Laalitya Acharya invented Nereid, a low-cost, globally applicable device that can detect water contamination within seconds. Her system uses Artificial Intelligence and can be placed directly into water pipes to detect microbial water contamination at low concentrations before it spreads. Slightly bigger than a cell phone, Nereid costs approximately $75 and only requires access to low power. The device takes microscopic images of water and runs the photos through a custom neural network that Laalitya designed. It then transmits the information to a water plant or local authorities, notifying them of any contamination. She is currently field-testing Nereid in her hometown near Cincinnati as well as in Morocco, in collaboration with Columbia University’s chapter of Engineers Without Borders.

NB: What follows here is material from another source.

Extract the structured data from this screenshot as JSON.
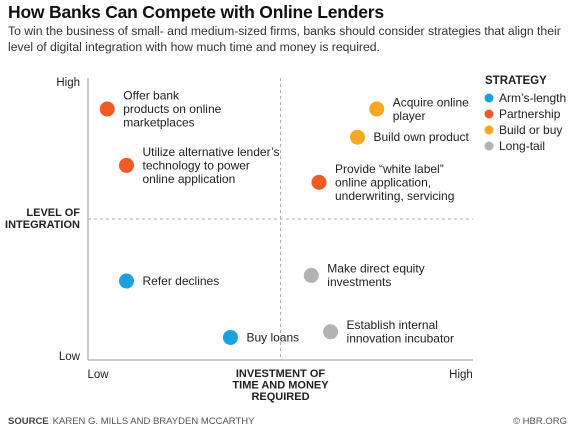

Sri Nihal Tammana founded Recycle My Battery to promote and facilitate the recycling of used batteries. His nonprofit installs free battery recycling bins and educates young people and adults about battery recycling. In just three years he has built a team of 250 student volunteers across the globe who have recycled nearly 200,000 batteries and educated millions of people. Nihal learned at age 10 that 15 billion batteries are thrown away each year and that most end up in landfills where they pollute groundwater, harm the ecosystem, and can cause catastrophic fires. Inspired to tackle the problem, he began collecting used batteries from his community.

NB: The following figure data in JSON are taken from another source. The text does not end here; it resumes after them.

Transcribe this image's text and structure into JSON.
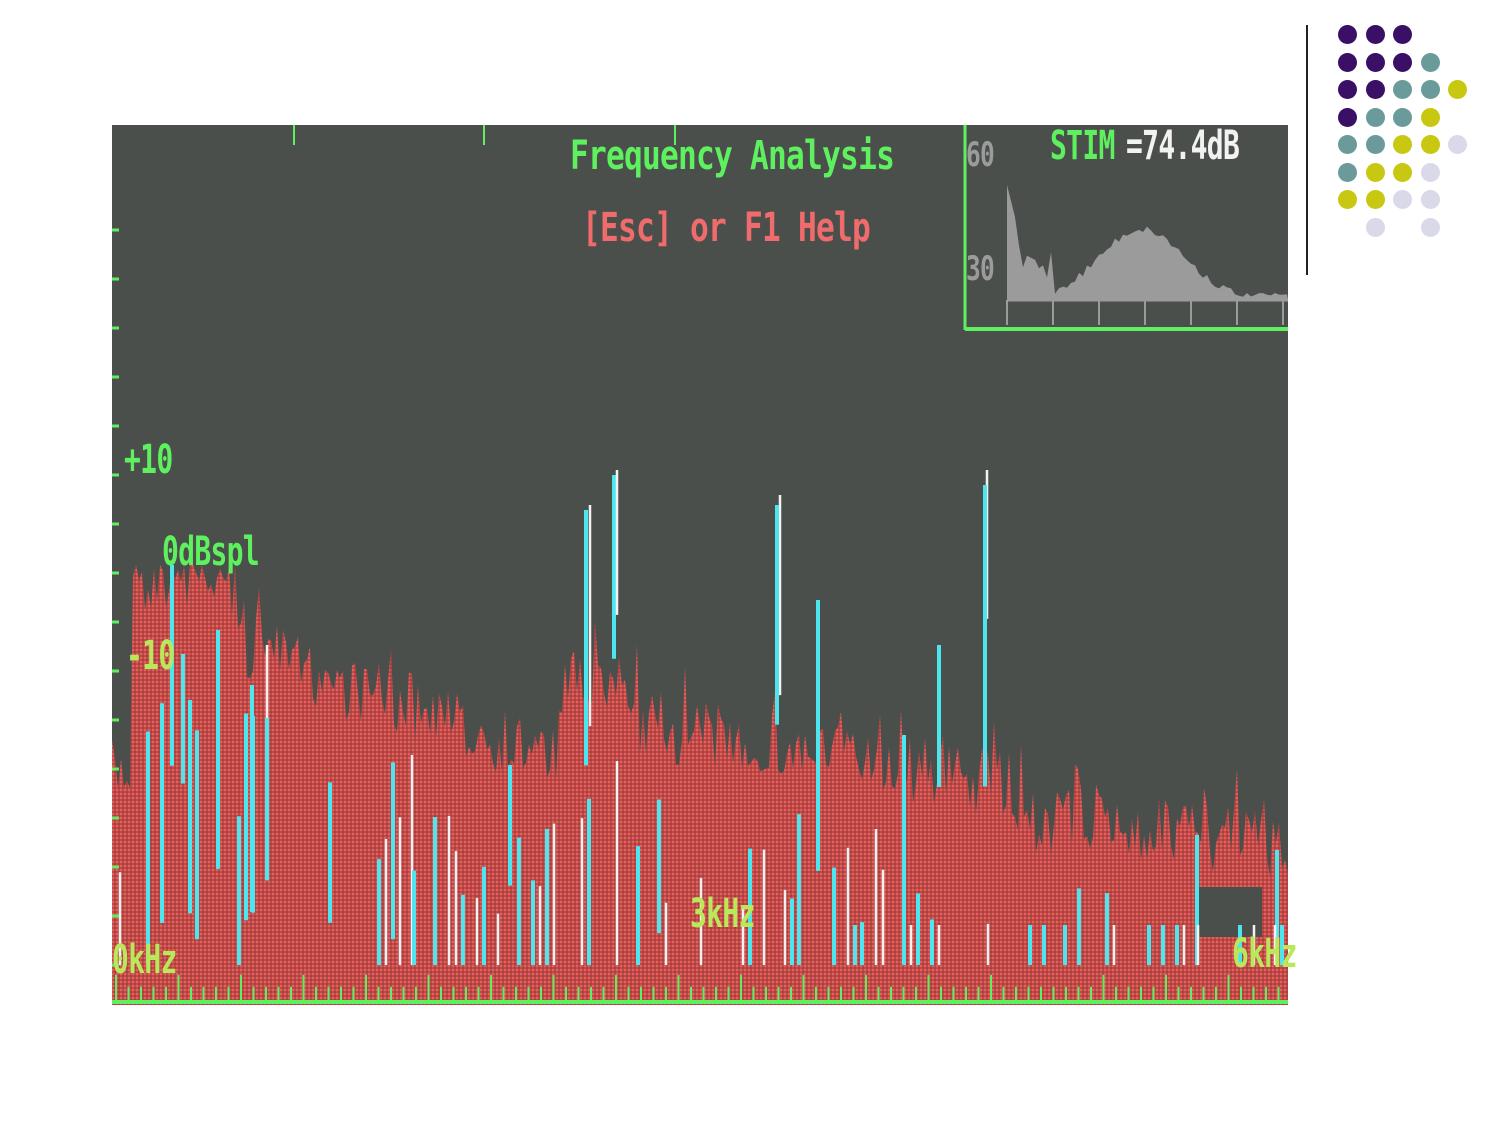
{
  "screen": {
    "title": "Frequency Analysis",
    "help": "[Esc] or F1 Help",
    "inset": {
      "label_60": "60",
      "label_30": "30",
      "stim_label": "STIM",
      "stim_value": "=74.4dB"
    },
    "y_labels": {
      "plus10": "+10",
      "zero": "0dBspl",
      "minus10": "-10"
    },
    "x_labels": {
      "zero": "0kHz",
      "three": "3kHz",
      "six": "6kHz"
    }
  },
  "colors": {
    "background": "#ffffff",
    "screen": "#4b4f4c",
    "green": "#5ef05e",
    "yellow_green": "#b9e85a",
    "red": "#f06b6b",
    "spectrum_red": "#c24a48",
    "cyan": "#4ee6ee",
    "white": "#f2f2f2",
    "gray": "#9b9b9b"
  },
  "decoration_dots": [
    [
      "#3a0f66",
      "#3a0f66",
      "#3a0f66",
      null,
      null
    ],
    [
      "#3a0f66",
      "#3a0f66",
      "#3a0f66",
      "#6b9a9a",
      null
    ],
    [
      "#3a0f66",
      "#3a0f66",
      "#6b9a9a",
      "#6b9a9a",
      "#c8c812"
    ],
    [
      "#3a0f66",
      "#6b9a9a",
      "#6b9a9a",
      "#c8c812",
      null
    ],
    [
      "#6b9a9a",
      "#6b9a9a",
      "#c8c812",
      "#c8c812",
      "#d9d9ea"
    ],
    [
      "#6b9a9a",
      "#c8c812",
      "#c8c812",
      "#d9d9ea",
      null
    ],
    [
      "#c8c812",
      "#c8c812",
      "#d9d9ea",
      "#d9d9ea",
      null
    ],
    [
      null,
      "#d9d9ea",
      null,
      "#d9d9ea",
      null
    ]
  ]
}
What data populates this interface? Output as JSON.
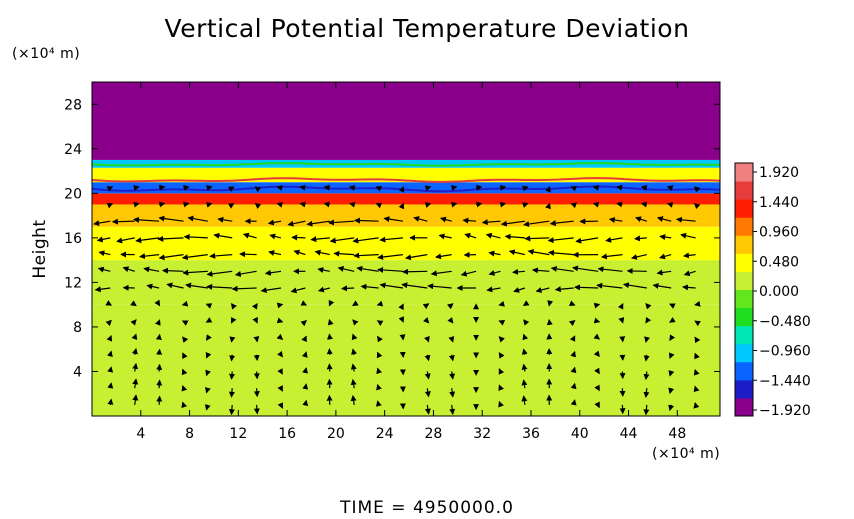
{
  "chart_data": {
    "type": "heatmap",
    "title": "Vertical Potential Temperature Deviation",
    "ylabel": "Height",
    "x_unit": "(×10⁴ m)",
    "y_unit": "(×10⁴ m)",
    "xlim": [
      0,
      51.5
    ],
    "ylim": [
      0,
      30
    ],
    "x_ticks": [
      4,
      8,
      12,
      16,
      20,
      24,
      28,
      32,
      36,
      40,
      44,
      48
    ],
    "y_ticks": [
      4,
      8,
      12,
      16,
      20,
      24,
      28
    ],
    "colorbar": {
      "ticks": [
        1.92,
        1.44,
        0.96,
        0.48,
        0.0,
        -0.48,
        -0.96,
        -1.44,
        -1.92
      ],
      "tick_labels": [
        "1.920",
        "1.440",
        "0.960",
        "0.480",
        "0.000",
        "−0.480",
        "−0.960",
        "−1.440",
        "−1.920"
      ],
      "range": [
        -1.92,
        1.92
      ],
      "colors": [
        "#8b008b",
        "#1e1ec8",
        "#0a64ff",
        "#00c8ff",
        "#00e6b4",
        "#1edc1e",
        "#64e61e",
        "#c8f032",
        "#ffff00",
        "#ffc800",
        "#ff7800",
        "#ff1e00",
        "#e63c3c",
        "#f08080"
      ]
    },
    "field_bands": [
      {
        "y_from": 0,
        "y_to": 10,
        "value": 0.0
      },
      {
        "y_from": 10,
        "y_to": 11.5,
        "value": 0.1
      },
      {
        "y_from": 11.5,
        "y_to": 14,
        "value": 0.25
      },
      {
        "y_from": 14,
        "y_to": 17,
        "value": 0.45
      },
      {
        "y_from": 17,
        "y_to": 19,
        "value": 0.75
      },
      {
        "y_from": 19,
        "y_to": 20,
        "value": 1.1
      },
      {
        "y_from": 20,
        "y_to": 21,
        "value": -1.2
      },
      {
        "y_from": 21,
        "y_to": 22.3,
        "value": 0.4
      },
      {
        "y_from": 22.3,
        "y_to": 23,
        "value": -0.9
      },
      {
        "y_from": 23,
        "y_to": 30,
        "value": -1.92
      }
    ],
    "vectors_note": "wind vectors overlaid; strongest leftward flow between heights 12 and 18",
    "time_label": "TIME  =  4950000.0"
  }
}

Sahana Mantha co-founded Foundation for Girls (FFG) to economically empower homeless single mothers and support their children. Her nonprofit connects homeless single mothers with consistent, compassionate coaches to help the women become financially savvy, digitally capable, career confident, and socially connected. FFG coaches build bridges and human connections for transformative impact and multi-generational change. Since 2014, FFG has supported more than 2,500 homeless single mothers and their 450 children. In 2021 alone, the organization provided over 3,000 hours of group and one-on-one coaching and distributed nearly 13,000 care packs containing hygiene products, diapers, and children’s clothes. Sahana has built long-term community and corporate partnerships at the local and national level. 


Since its inception, the Barron Prize has awarded more than half a million dollars to hundreds of young leaders and has won the support of the National Geographic Education Foundation, Girl Scouts of the USA, and the National Youth Leadership Council, among other organizations.